Dauphin Island Water and Sewer Authority (DIWSA) selected Constantine Engineering, Inc. (TCG) to plan, permit, design, and manage construction of its new 1.3 million gallon per day (MGD) reverse osmosis water treatment facility (RO WTF). The new RO WTF replaced the existing Dauphin Island water treatment plant and was completed in 2011.
Constantine worked with DIWSA from the early conceptual design of the RO WTF that included the construction of the RO Water Treatment Facility, a new 1,200 gallon per minute (GPM) raw water well, a new 1 million gallon ground storage clear well, installation of 6,000 feet of 12 inch raw water main and 21,000 feet of 6 inch, 10 inch and 12 inch water distribution mains, and decommissioning & demolition of the existing water plant. DIWSA financed construction of the facility through the Alabama State Revolving Loan funds as a part of the American Recovery and Reinvestment Act (ARRA). Constantine assisted DIWSA through the complete loan process and provided technical assistance that helped to secure financing that included $4.2 million in grant assistance and $2.7 million in low interest loan.

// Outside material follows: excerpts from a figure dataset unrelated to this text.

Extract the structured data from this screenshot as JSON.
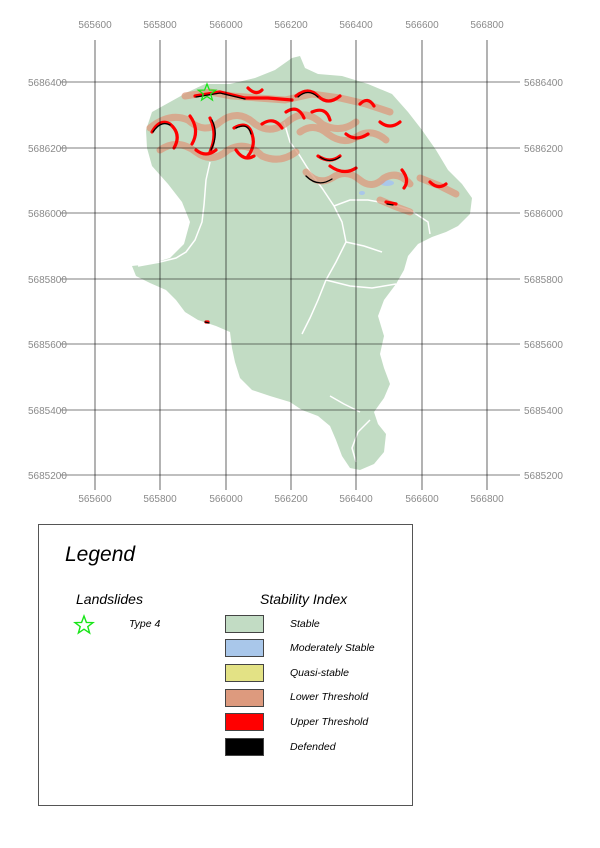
{
  "map": {
    "x_ticks": [
      "565600",
      "565800",
      "566000",
      "566200",
      "566400",
      "566600",
      "566800"
    ],
    "y_ticks": [
      "5686400",
      "5686200",
      "5686000",
      "5685800",
      "5685600",
      "5685400",
      "5685200"
    ],
    "colors": {
      "stable": "#c2dcc4",
      "moderately_stable": "#a9c7ea",
      "quasi_stable": "#e3e285",
      "lower_threshold": "#dd9a7e",
      "upper_threshold": "#ff0000",
      "defended": "#000000",
      "grid": "#000000",
      "landslide": "#19e619"
    }
  },
  "legend": {
    "title": "Legend",
    "landslides": {
      "title": "Landslides",
      "items": [
        {
          "icon": "star-icon",
          "label": "Type 4"
        }
      ]
    },
    "stability_index": {
      "title": "Stability Index",
      "items": [
        {
          "label": "Stable",
          "color": "#c2dcc4"
        },
        {
          "label": "Moderately Stable",
          "color": "#a9c7ea"
        },
        {
          "label": "Quasi-stable",
          "color": "#e3e285"
        },
        {
          "label": "Lower Threshold",
          "color": "#dd9a7e"
        },
        {
          "label": "Upper Threshold",
          "color": "#ff0000"
        },
        {
          "label": "Defended",
          "color": "#000000"
        }
      ]
    }
  }
}
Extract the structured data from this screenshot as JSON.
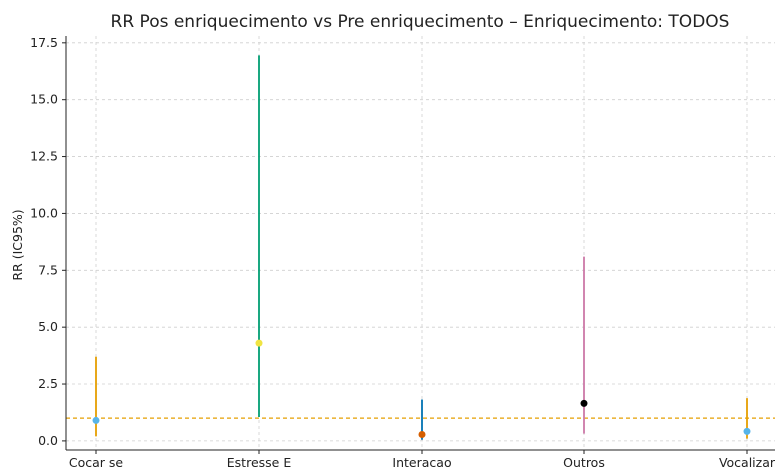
{
  "chart_data": {
    "type": "scatter",
    "title": "RR Pos enriquecimento vs Pre enriquecimento – Enriquecimento: TODOS",
    "xlabel": "",
    "ylabel": "RR (IC95%)",
    "categories": [
      "Cocar se",
      "Estresse  E",
      "Interacao",
      "Outros",
      "Vocalizar"
    ],
    "points": [
      {
        "category": "Cocar se",
        "rr": 0.9,
        "ci_low": 0.2,
        "ci_high": 3.7,
        "color": "#56b4e9",
        "ci_color": "#e69f00"
      },
      {
        "category": "Estresse  E",
        "rr": 4.3,
        "ci_low": 1.05,
        "ci_high": 16.95,
        "color": "#f0e442",
        "ci_color": "#009e73"
      },
      {
        "category": "Interacao",
        "rr": 0.28,
        "ci_low": 0.05,
        "ci_high": 1.82,
        "color": "#d55e00",
        "ci_color": "#0072b2"
      },
      {
        "category": "Outros",
        "rr": 1.65,
        "ci_low": 0.32,
        "ci_high": 8.1,
        "color": "#000000",
        "ci_color": "#cc79a7"
      },
      {
        "category": "Vocalizar",
        "rr": 0.42,
        "ci_low": 0.1,
        "ci_high": 1.88,
        "color": "#56b4e9",
        "ci_color": "#e69f00"
      }
    ],
    "yticks": [
      0.0,
      2.5,
      5.0,
      7.5,
      10.0,
      12.5,
      15.0,
      17.5
    ],
    "ytick_labels": [
      "0.0",
      "2.5",
      "5.0",
      "7.5",
      "10.0",
      "12.5",
      "15.0",
      "17.5"
    ],
    "ylim": [
      -0.4,
      17.8
    ],
    "reference_line": {
      "y": 1.0,
      "color": "#e69f00",
      "style": "dashed"
    },
    "grid": true,
    "legend": "none"
  }
}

Constantine and DIWSA were committed to provide a low energy treatment facility. In an effort to provide an energy efficient, environmental friendly and employee friendly work environment DIWSA chose to pursue Leadership in Energy and Environmental Design (LEED) certification for the new RO WTF. The third party certification process validates and quantifies the energy efficiency and environmental achievements, while allowing the building to model better building practices to the community. The new water treatment plant is a unique LEED building, in that it is targeting increased efficiencies in process loads as well as in the base building envelope and systems. When the energy modeling process is complete, the DIWSA will have a metric to benchmark their energy use, and project the return on their investment in energy efficiency and environmental upgrades.
The DIWSA RO WTF is the largest of its kind in the State of Alabama and the first LEED certified municipal water treatment facility in the southeastern United States. All materials and installed equipment used in the facility are American made as defined by the ARRA.